Slaughterhouse: The Shocking Story of Greed, Neglect, and Inhumane Treatment Inside the U.S. Meat Industry
By Gail A. Eisnitz
In Slaughterhouse, Gail Eisnitz looks at the radical changes over the last 25 years of the meat-packing industry including government deregulation, the horrific conditions for the animals, and worker’s life inside the slaughterhouses and what really goes on “behind closed doors.”

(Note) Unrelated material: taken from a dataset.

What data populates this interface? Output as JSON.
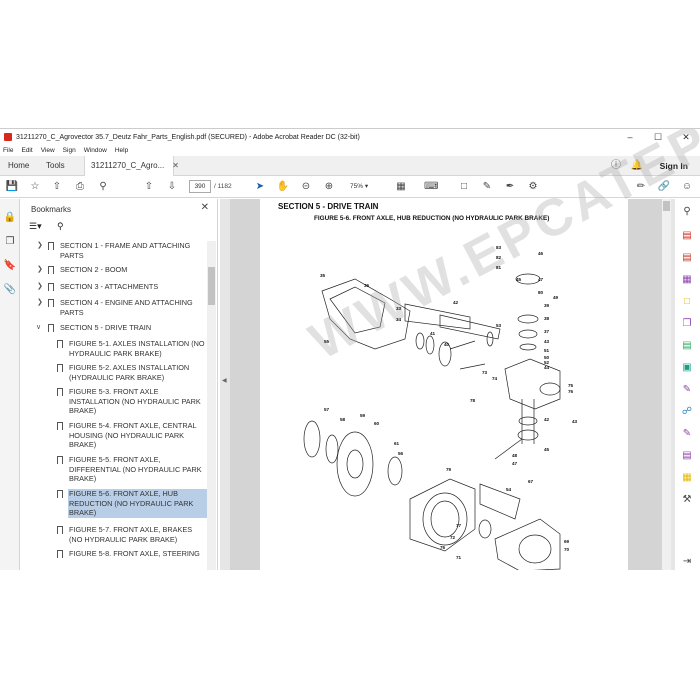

The Face On Your Plate – The Truth About Food
By Jeffrey Moussaieff Masson
Jeffrey Moussaieff Masson, author of When Elephants Weep, underlines how our food choices are inter-related with our moral values. “Each bite of meat involves the killing of an animal that did not need to die,” Masson reminds readers. He investigates how our personal sense of denial keeps us from recognizing the animal at the end of our fork and urges readers to consciously make decisions about food every time we eat. He also emphasizes the enormous environmental damage caused by factory farms and the modern agriculture-industrial complex, and highlights the individual suffering that each animal experiences and endures in their inhumane factory farm life.
Masson argues for a vegan diet using his own daily menus as an example, and emphasizes how a vegan diet is sufficient in providing people with all the nutrients we need to live well and thrive, but his most powerful argument calls upon the power of empathy and a refusal to put animals through the suffering and torture they experience in their everyday life for our food supply.